Through well-planned games, learners can practice and internalize vocabulary, grammar and structures extensively. Play and competition that are provided by games enhance the motivation of the students. They also reduce the stress in the classroom. While playing games, the learners attention is on the message, not on the language. In a way, students acquire language unconsciously since their whole attention is engaged by the activity. By providing personal, social, and cross-cultural issues to define, they sometimes simulate real life situations. Many grammar games can be found in teaching grammar or course books.

There is a great overlap between games and problem solving activities. Though games generally place an emphasis on competition and wining, they also require some type of problem-solving activity. Like games, problem-solving activities have communicative purposes. Questions which require students to use available evidence to reach a conclusion and the logic problems which assist language learning by challenging students to demonstrate their understanding of English in an interesting way are the types of problem-solving activities. In problem solving activities, the problems are either based on real or imaginary situations. In the activities students are given a real or an imagery situation, and they are expected to find solutions for the problems.

Games and problem solving activities can be used for all levels. By regarding the proficiency, age and experience of the learners, appropriate activities might be applied successfully. It is also important to design clear and easy directions for the games or the activities.

Through problem solving activities students utmost attention is to the detail and to the meaning. The solution part of the problem can be used to generate any specific grammar point. In such activities a teacher should act as a facilitator rather than a director. It is also possible to integrate all skills in such activities. Reading or listening to a situation, a problem, or a question; responding or commenting either through speaking or writing. It is also advisable to keep in mind that such activities provide entertaining opportunities to practice thinking clearly while focusing on the form unconsciously.

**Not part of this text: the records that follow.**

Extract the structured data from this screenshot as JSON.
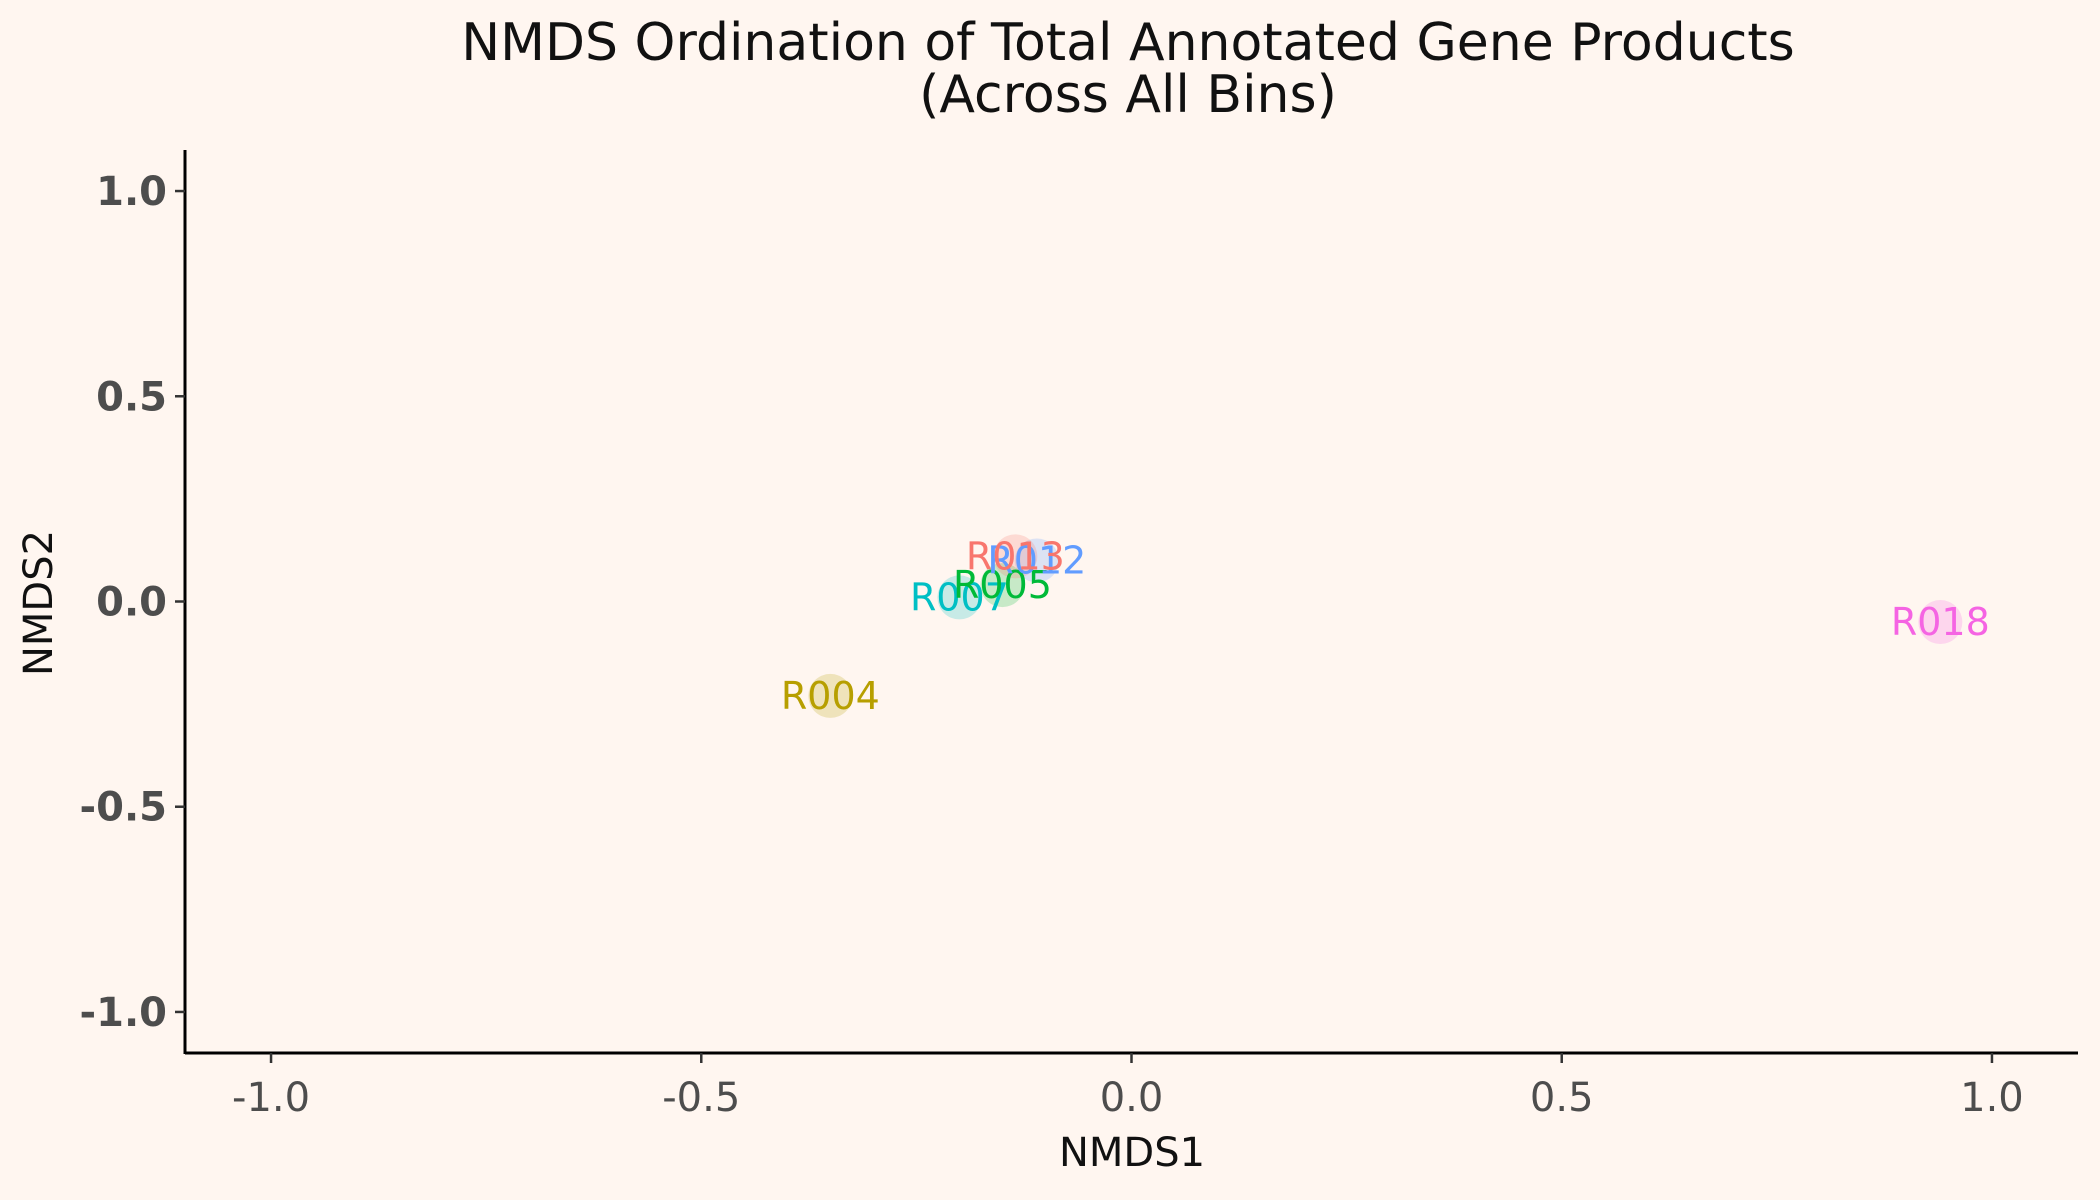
{
  "chart_data": {
    "type": "scatter",
    "title": "NMDS Ordination of Total Annotated Gene Products",
    "subtitle": "(Across All Bins)",
    "xlabel": "NMDS1",
    "ylabel": "NMDS2",
    "xlim": [
      -1.1,
      1.1
    ],
    "ylim": [
      -1.1,
      1.1
    ],
    "x_ticks": [
      -1.0,
      -0.5,
      0.0,
      0.5,
      1.0
    ],
    "x_tick_labels": [
      "-1.0",
      "-0.5",
      "0.0",
      "0.5",
      "1.0"
    ],
    "y_ticks": [
      -1.0,
      -0.5,
      0.0,
      0.5,
      1.0
    ],
    "y_tick_labels": [
      "-1.0",
      "-0.5",
      "0.0",
      "0.5",
      "1.0"
    ],
    "grid": false,
    "legend": false,
    "points": [
      {
        "label": "R004",
        "x": -0.35,
        "y": -0.23,
        "color": "#B79F00"
      },
      {
        "label": "R007",
        "x": -0.2,
        "y": 0.01,
        "color": "#00BFC4"
      },
      {
        "label": "R005",
        "x": -0.15,
        "y": 0.04,
        "color": "#00BA38"
      },
      {
        "label": "R012",
        "x": -0.11,
        "y": 0.1,
        "color": "#619CFF"
      },
      {
        "label": "R013",
        "x": -0.135,
        "y": 0.11,
        "color": "#F8766D"
      },
      {
        "label": "R018",
        "x": 0.94,
        "y": -0.05,
        "color": "#F564E3"
      }
    ]
  }
}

In sum, games and problem solving activities provide favorable usages for extended communicative practice of grammar. They are both motivating and challenging. They encourage students to interact and communicate. Through such activities students match the discourse with the context of the game or the problem solving activity. So these activities create a meaningful context for language use. The use of such activities both increases the cooperation and competition in the classroom. Thus, potential classroom ideas come into being, and a successful, joyful and enthusiastic learning is provided.

So far, the usage of songs, poems, games, and problem solving activities are clarified. The advantages and some key points are explained. It is now more apparent that the teaching of grammar can be supported effectively by using such resources. According to the needs analysis of a classroom, several techniques can be integrated with such resources. Since teaching is a developing art, which requires innovative and creative ideas to enrich its effectiveness, we must not hesitate to use such resources in our classrooms. These resources can assist our teaching of grammar while providing a relaxed atmosphere and motivated students. Such activities are student centered, hence, by using them we give a chance to our students to express themselves, enjoy themselves during learning, and use the reserves of their minds. As, it should be born in mind that all these resources require the activation of both left and right hemispheres. Thus, we let our students use their long-term memory and learn effectively during such activities. So there is an undeniable fact that if our concern is to provide a successful and beneficial teaching, we must not hesitate to use songs, poems, games, and problem solving activities, which bring the structural, pragmatic, prosodic and communicative aspects of language together, in our language classrooms.